Six on Saturday 1st January

Whoops: it appears I missed December! In actual fact I was completely present for all of December, simply not in my virtual form. As I mentioned in my post the other day, in the weeks preceding Christmas I barely saw the garden in daylight which did make taking pictures a little impractical. I return to Six on Saturday with renewed vigour: refreshed by the break; fuelled by a year’s worth of mince pies (consumed in the space of a single month); and wearing a new shirt and trousers.

Back to the matter in hand: today’s Six on Saturday is part of a veritable pan-global movement, led by the indomitable Propagator. Do pop over to his site to find more garden orientated blogs and bloggers (including some from the Southern Hemisphere, if summer blooms are your thing). For my part I’ve been mostly looking at the Corydalis, along with a few bonus plants for those of you brave enough to make it to the end of the post.

1. Corydalis anthriscifolia

Six on saturday corydalis anthriscifolia

This is not a particularly showy plant regarding the flowers (a sort of pale blue-purple), but it’s foliage is delightful throughout the year. Just as it starts to show the strain of a season’s hard graft, the old leaves are replaced with this ferny and finely marked growth; making the most of the scant sunlight that this time of year brings. It also has the rather jolly little habit of holding droplets of water in it’s leaves. If one must have a habit, better for it to be a good one.

2. Corydalis temulifolia

Another good foliage plant, and in many respect a very similar species to our previous contender; C. temulifolia has leaves that are atypical of the Corydalis genus but it’s really only a superficial difference. Otherwise: it’s flowers provide the same pale blue-purple colour as C. anthriscifolia; in common with many herbaceous Corydalis it’s new flush of foliage arrives in late autumn; it’s new growth comes from bundles of scale leaves just like it’s relatives. These scale leaves are an interesting feature if you’re the sort of person that likes to get lost in the minutiae of the natural world, and in C. temulifolia they’re supersized; an unworldly, bulbous mass at the base of the plants. There’s a photo about halfway through this post.

Corydalis vivipara

six on saturday corydalis vivipara

Here’s a very pleasant surprise. Far from being dead as I had thought (see Adlumia fungosa at the end of the post), and as is so often the case, it’s aliiive! I bought this last year: in full flower in January. Being such an early riser, it’s evidently also early to bed, disappearing well before summer got going. It also made a home for itself a couple of inches away from where I planted it, which contributed to my thinking it was deceased. Anyhow, I’m well chuffed to see this cheeky chappy making a go of things.

4. Cyclamen mirabile

cyclamen mirabile

This Cylamen is really tiny – the pot is about 4 inches across. Somehow the delicate patterns that adorn so many Cyclamen leaves look even more impressive in miniature.

5. Hebe

six on saturday hebe

I featured this Hebe (species unknown) in a Six on Saturday back in September. At that point I mentioned how it had neglected to flower with the exception of one emerging shoot. Since then, that single flowering shoot has carried on dancing to it’s own tune. This is one confused plant. I’ve got several nicely rooted cuttings of this, so I’m afraid the parent plant is destined for the chop.

6. Lonicera x purpusii

six on saturday lonicera purpusii

I’m sure I’ll show this one later in the year too as it flowers well for a long time, but here are it’s first flowers. I got a good whiff of the scent too; it so often seems to evade me.
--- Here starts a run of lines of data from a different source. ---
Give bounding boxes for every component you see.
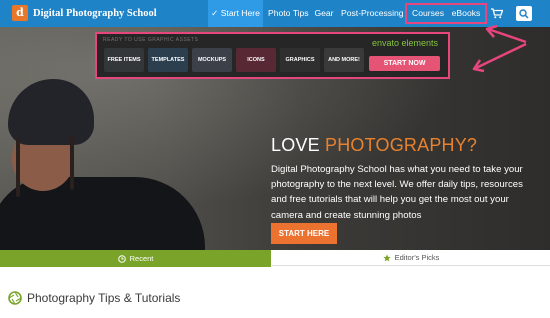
nav-post-processing[interactable]: Post-Processing <box>341 0 404 27</box>
section-title: Photography Tips & Tutorials <box>27 291 181 305</box>
start-here-button[interactable]: START HERE <box>271 223 337 244</box>
star-icon <box>382 254 391 262</box>
tab-editors-picks[interactable]: Editor's Picks <box>272 250 550 266</box>
hero-photo-hair <box>70 135 74 190</box>
tab-editors-picks-label: Editor's Picks <box>394 253 440 262</box>
clock-icon <box>117 255 126 263</box>
hero-photo-hair <box>16 137 20 197</box>
tab-recent-label: Recent <box>129 254 154 263</box>
nav-gear[interactable]: Gear <box>312 0 336 27</box>
site-logo[interactable]: d <box>12 5 28 21</box>
cart-icon[interactable] <box>491 8 503 19</box>
ad-tile[interactable]: FREE ITEMS <box>104 48 144 72</box>
annotation-arrows <box>472 24 527 73</box>
page: d Digital Photography School ✓ Start Her… <box>0 0 550 318</box>
ad-kicker: READY TO USE GRAPHIC ASSETS <box>103 37 199 43</box>
ad-start-now-button[interactable]: START NOW <box>369 56 440 71</box>
hero-title: LOVE PHOTOGRAPHY? <box>271 134 477 156</box>
search-icon <box>519 9 529 19</box>
hero-description: Digital Photography School has what you … <box>271 164 523 221</box>
ad-tile[interactable]: TEMPLATES <box>148 48 188 72</box>
ad-banner[interactable]: READY TO USE GRAPHIC ASSETS FREE ITEMS T… <box>95 32 450 79</box>
aperture-icon <box>8 291 22 305</box>
envato-logo: envato elements <box>372 38 439 48</box>
tab-recent[interactable]: Recent <box>0 250 271 267</box>
hero-title-plain: LOVE <box>271 135 326 155</box>
hero-title-accent: PHOTOGRAPHY? <box>325 135 478 155</box>
ad-tile[interactable]: ICONS <box>236 48 276 72</box>
nav-photo-tips[interactable]: Photo Tips <box>268 0 309 27</box>
search-button[interactable] <box>516 6 532 21</box>
site-name[interactable]: Digital Photography School <box>33 7 157 20</box>
ad-tile[interactable]: GRAPHICS <box>280 48 320 72</box>
nav-start-here[interactable]: ✓ Start Here <box>208 0 263 27</box>
ad-tile[interactable]: MOCKUPS <box>192 48 232 72</box>
ad-tile[interactable]: AND MORE! <box>324 48 364 72</box>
That’s all for now. Thanks for visiting, Happy New Year and have a great weekend!

10 thoughts on “Six on Saturday 1st January”

  1. Corydalis temulifolia is my favourite because of the beautiful leaves and you also showed us a very pretty cyclamen mirabile
    Twice is better so I wish you a Happy New Year Andrew !

  2. Happy New Year and good to see you back. I love the Cyclamen mirabile. I have a feeling I would end up talking to it like it was a small cute puppy or something. The foliage of the first Corydalis is rather splendid too.

  3. Welcome back and Happy New Year. We haven’t seen any corydalis for ages so that’s good too. Why do we keep mince pies for Christmas time? Far too tasty not to have all through the year.

  4. Happy New Year and welcome back. That little cyclamen mirabile is a cuttie. Has it flowered for you yet? I read that it smells like coconut. Did you grow it from seed?

    1. Thanks! It hasn’t flowered yet, but if/when it does I’ll be sure to have a sniff! I bought it in growth last year. I’ll see if I can dig out the receipt to see where I got it from.

  5. Nice to have a honeysuckle flowering at this time. Mine are all in berry, or were, they may have been eaten by now! Welcome back and Happy New Year (I get the feeling I am saying this twice to everyone, but I’m sure it’ll do no harm!).